5. FUNDING: DEFINE VALUE AND INNOVATE  

COVID-19 put a fine point on the financial reckoning colleges and universities were facing long before the pandemic began, and we are likely to feel its effects in the years to come. With declining enrollment revenues, state funding decreases, and rising expenses (training faculty and staff to deliver online learning, new cleaning protocols, adjustments to building systems and operations, and increased IT infrastructure demands, to name a few), colleges and universities face tough decisions about what to cut. To survive, many institutions must thoughtfully re-visit core values and innovate around funding.

The following insights may inform an approach:

Equity and Access
The funding crisis within education raises questions about core values, access, and equity. What and who gets cut out of higher education? Elite, well-endowed institutions may survive COVID-19 while many public institutions and small private institutions flounder, further widening the income and education inequality gap. Will higher education be just for the gifted and wealthy?

“Leaving post-secondary education without a degree or credential is the most serious problem,” says Nicholas Santilli, PhD, senior director of learning strategy, SCUP. “Some will argue that access has improved, but the resources necessary for persistence and completion to degree is where inequity comes into stark focus. Who does and does not complete is the real tragedy. Students leave institutions without credentials, a lot of debt, and no means of acquiring a job that will help them address their debt and standard of living.”

New business models will likely emerge, addressing student expectations for equitable access to education. Can we leverage this moment to impose better, more efficient business processes? Is this an opportunity to clarify the value of higher education by innovating around access and quality?

New business models will likely emerge, addressing student expectations for equitable access to education.

Life-Course Learning: Workforce Training Versus Traditional Education 
As students engage with online learning and grapple with financial challenges in response to the pandemic and recession, there may be an increased interest in skills training and/or certificate programs that translate into viable careers. The pursuit of post-secondary training to fit a specific workforce need may overtake that of a formative education and the full “college experience.”

Whether engaged in skills training or more traditional four-year college experiences, students from diverse backgrounds will continue to expect a great deal of choice in their educational offerings, from when and how they learn to what they believe will bring value to their lives.

"The real potential in transforming post-secondary education is to drop the illusion of ‘lifelong learning’ and recognize that as careers become more complex, people will need ‘life-course learning,” said Nicholas Santilli, PhD, senior director of learning strategy, SCUP. This approach would meet people where they are with learning opportunities they need at particular moments in their life course; the education or training of 20-year-olds is different from that of 38-year-olds.
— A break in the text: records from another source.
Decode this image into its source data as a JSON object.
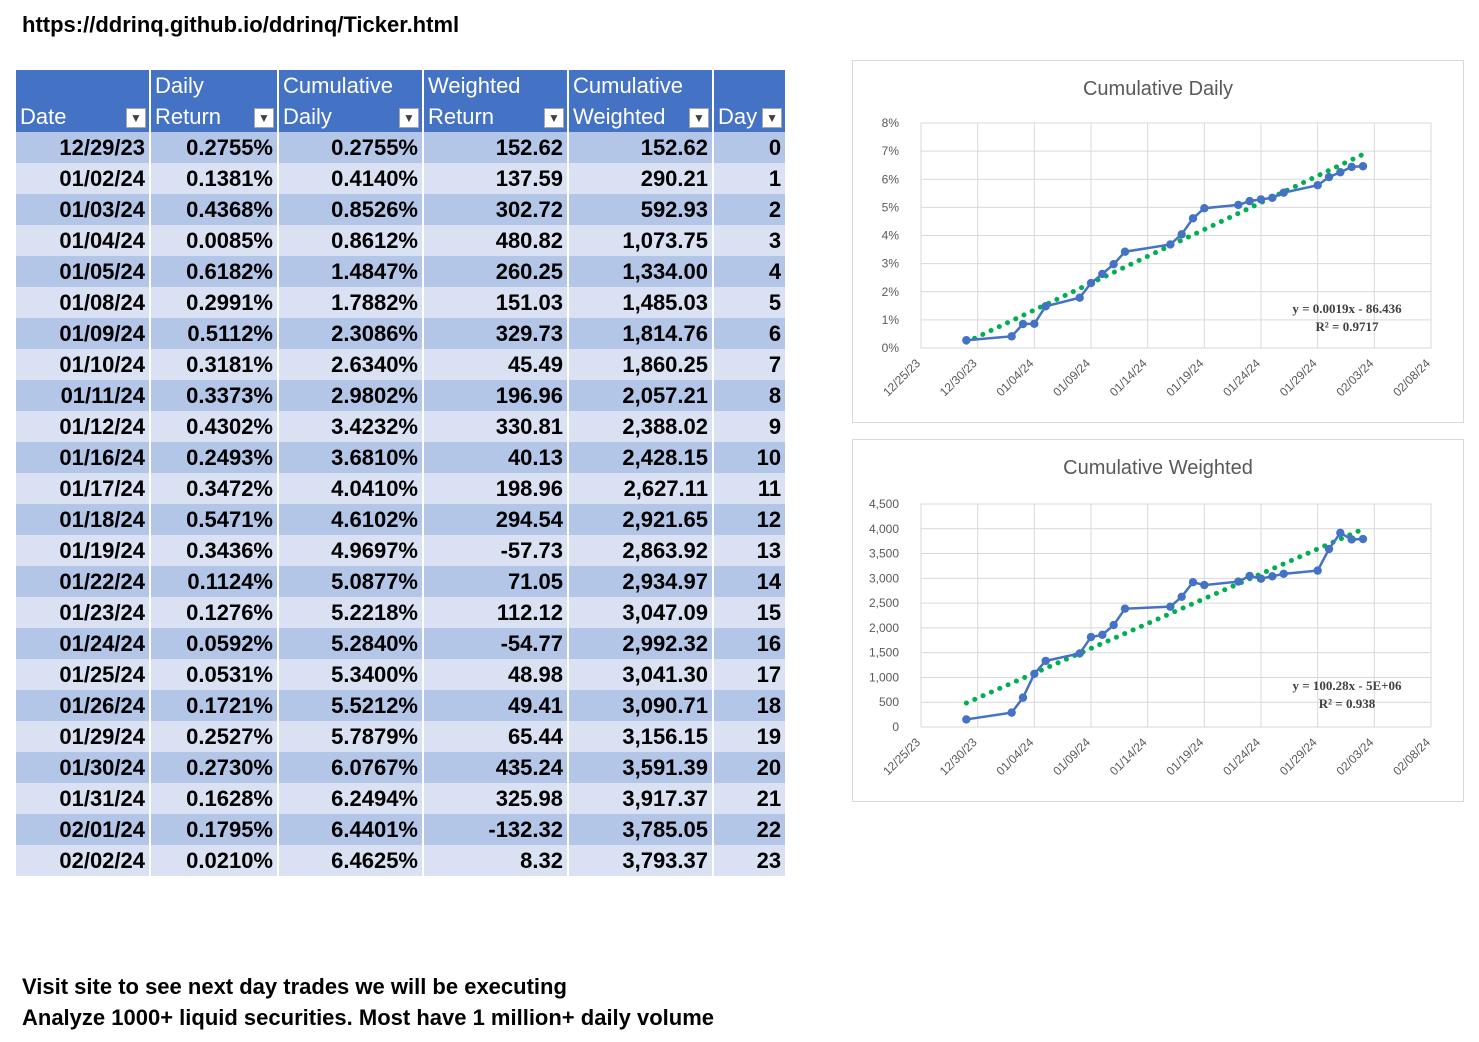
{
  "url": "https://ddrinq.github.io/ddrinq/Ticker.html",
  "footer": {
    "line1": "Visit site to see next day trades we will be executing",
    "line2": "Analyze 1000+ liquid securities.  Most have 1 million+ daily volume"
  },
  "table": {
    "headers": [
      {
        "line1": "",
        "line2": "Date"
      },
      {
        "line1": "Daily",
        "line2": "Return"
      },
      {
        "line1": "Cumulative",
        "line2": "Daily"
      },
      {
        "line1": "Weighted",
        "line2": "Return"
      },
      {
        "line1": "Cumulative",
        "line2": "Weighted"
      },
      {
        "line1": "",
        "line2": "Day"
      }
    ],
    "rows": [
      [
        "12/29/23",
        "0.2755%",
        "0.2755%",
        "152.62",
        "152.62",
        "0"
      ],
      [
        "01/02/24",
        "0.1381%",
        "0.4140%",
        "137.59",
        "290.21",
        "1"
      ],
      [
        "01/03/24",
        "0.4368%",
        "0.8526%",
        "302.72",
        "592.93",
        "2"
      ],
      [
        "01/04/24",
        "0.0085%",
        "0.8612%",
        "480.82",
        "1,073.75",
        "3"
      ],
      [
        "01/05/24",
        "0.6182%",
        "1.4847%",
        "260.25",
        "1,334.00",
        "4"
      ],
      [
        "01/08/24",
        "0.2991%",
        "1.7882%",
        "151.03",
        "1,485.03",
        "5"
      ],
      [
        "01/09/24",
        "0.5112%",
        "2.3086%",
        "329.73",
        "1,814.76",
        "6"
      ],
      [
        "01/10/24",
        "0.3181%",
        "2.6340%",
        "45.49",
        "1,860.25",
        "7"
      ],
      [
        "01/11/24",
        "0.3373%",
        "2.9802%",
        "196.96",
        "2,057.21",
        "8"
      ],
      [
        "01/12/24",
        "0.4302%",
        "3.4232%",
        "330.81",
        "2,388.02",
        "9"
      ],
      [
        "01/16/24",
        "0.2493%",
        "3.6810%",
        "40.13",
        "2,428.15",
        "10"
      ],
      [
        "01/17/24",
        "0.3472%",
        "4.0410%",
        "198.96",
        "2,627.11",
        "11"
      ],
      [
        "01/18/24",
        "0.5471%",
        "4.6102%",
        "294.54",
        "2,921.65",
        "12"
      ],
      [
        "01/19/24",
        "0.3436%",
        "4.9697%",
        "-57.73",
        "2,863.92",
        "13"
      ],
      [
        "01/22/24",
        "0.1124%",
        "5.0877%",
        "71.05",
        "2,934.97",
        "14"
      ],
      [
        "01/23/24",
        "0.1276%",
        "5.2218%",
        "112.12",
        "3,047.09",
        "15"
      ],
      [
        "01/24/24",
        "0.0592%",
        "5.2840%",
        "-54.77",
        "2,992.32",
        "16"
      ],
      [
        "01/25/24",
        "0.0531%",
        "5.3400%",
        "48.98",
        "3,041.30",
        "17"
      ],
      [
        "01/26/24",
        "0.1721%",
        "5.5212%",
        "49.41",
        "3,090.71",
        "18"
      ],
      [
        "01/29/24",
        "0.2527%",
        "5.7879%",
        "65.44",
        "3,156.15",
        "19"
      ],
      [
        "01/30/24",
        "0.2730%",
        "6.0767%",
        "435.24",
        "3,591.39",
        "20"
      ],
      [
        "01/31/24",
        "0.1628%",
        "6.2494%",
        "325.98",
        "3,917.37",
        "21"
      ],
      [
        "02/01/24",
        "0.1795%",
        "6.4401%",
        "-132.32",
        "3,785.05",
        "22"
      ],
      [
        "02/02/24",
        "0.0210%",
        "6.4625%",
        "8.32",
        "3,793.37",
        "23"
      ]
    ]
  },
  "colors": {
    "header": "#4472c4",
    "row_dark": "#b4c6e7",
    "row_light": "#d9e1f2",
    "series": "#4472c4",
    "trend": "#00b050"
  },
  "icons": {
    "filter": "dropdown-arrow-icon"
  },
  "chart_data": [
    {
      "type": "line",
      "title": "Cumulative Daily",
      "x": [
        "12/29/23",
        "01/02/24",
        "01/03/24",
        "01/04/24",
        "01/05/24",
        "01/08/24",
        "01/09/24",
        "01/10/24",
        "01/11/24",
        "01/12/24",
        "01/16/24",
        "01/17/24",
        "01/18/24",
        "01/19/24",
        "01/22/24",
        "01/23/24",
        "01/24/24",
        "01/25/24",
        "01/26/24",
        "01/29/24",
        "01/30/24",
        "01/31/24",
        "02/01/24",
        "02/02/24"
      ],
      "series": [
        {
          "values": [
            0.2755,
            0.414,
            0.8526,
            0.8612,
            1.4847,
            1.7882,
            2.3086,
            2.634,
            2.9802,
            3.4232,
            3.681,
            4.041,
            4.6102,
            4.9697,
            5.0877,
            5.2218,
            5.284,
            5.34,
            5.5212,
            5.7879,
            6.0767,
            6.2494,
            6.4401,
            6.4625
          ]
        }
      ],
      "trendline": {
        "type": "linear",
        "equation": "y = 0.0019x - 86.436",
        "r2": "R² = 0.9717"
      },
      "ylim": [
        0,
        8
      ],
      "yticks": [
        "0%",
        "1%",
        "2%",
        "3%",
        "4%",
        "5%",
        "6%",
        "7%",
        "8%"
      ],
      "xticks": [
        "12/25/23",
        "12/30/23",
        "01/04/24",
        "01/09/24",
        "01/14/24",
        "01/19/24",
        "01/24/24",
        "01/29/24",
        "02/03/24",
        "02/08/24"
      ],
      "xlim": [
        "12/25/23",
        "02/08/24"
      ],
      "grid": true
    },
    {
      "type": "line",
      "title": "Cumulative Weighted",
      "x": [
        "12/29/23",
        "01/02/24",
        "01/03/24",
        "01/04/24",
        "01/05/24",
        "01/08/24",
        "01/09/24",
        "01/10/24",
        "01/11/24",
        "01/12/24",
        "01/16/24",
        "01/17/24",
        "01/18/24",
        "01/19/24",
        "01/22/24",
        "01/23/24",
        "01/24/24",
        "01/25/24",
        "01/26/24",
        "01/29/24",
        "01/30/24",
        "01/31/24",
        "02/01/24",
        "02/02/24"
      ],
      "series": [
        {
          "values": [
            152.62,
            290.21,
            592.93,
            1073.75,
            1334.0,
            1485.03,
            1814.76,
            1860.25,
            2057.21,
            2388.02,
            2428.15,
            2627.11,
            2921.65,
            2863.92,
            2934.97,
            3047.09,
            2992.32,
            3041.3,
            3090.71,
            3156.15,
            3591.39,
            3917.37,
            3785.05,
            3793.37
          ]
        }
      ],
      "trendline": {
        "type": "linear",
        "equation": "y = 100.28x - 5E+06",
        "r2": "R² = 0.938"
      },
      "ylim": [
        0,
        4500
      ],
      "yticks": [
        "0",
        "500",
        "1,000",
        "1,500",
        "2,000",
        "2,500",
        "3,000",
        "3,500",
        "4,000",
        "4,500"
      ],
      "xticks": [
        "12/25/23",
        "12/30/23",
        "01/04/24",
        "01/09/24",
        "01/14/24",
        "01/19/24",
        "01/24/24",
        "01/29/24",
        "02/03/24",
        "02/08/24"
      ],
      "xlim": [
        "12/25/23",
        "02/08/24"
      ],
      "grid": true
    }
  ]
}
Post-secondary institutions need to recognize what people need given the context of their lives rather than asking people to conform to a relatively rigid menu of educational options that may or may not fit what people need (and when and how they access it).

"The real potential in transforming post-secondary education is to drop the illusion of ‘lifelong learning’ and recognize that as careers become more complex, people will need ‘life-course learning,” said Nicholas Santilli, PhD, senior director of learning strategy, SCUP.

The Pause
Many colleges and universities are moving forward with planned construction projects for which they’d already obtained funding. At the same time, numerous projects have gone on hold, especially at state institutions dependent upon uncertain state budgets.

The viability of these projects and others is in question. Major considerations include the cost benefits of adaptive reuse against new construction, or new program mixes and scale requirements. How will our experience with social and physical distancing inform planning moving forward? Will housing projects, now opening at half capacity, be re-thought?

Funding constraints raise questions about core values, access, and equity. What, and who, gets access to higher education? Is this an opportunity to clarify the value of higher education by innovating around access and quality?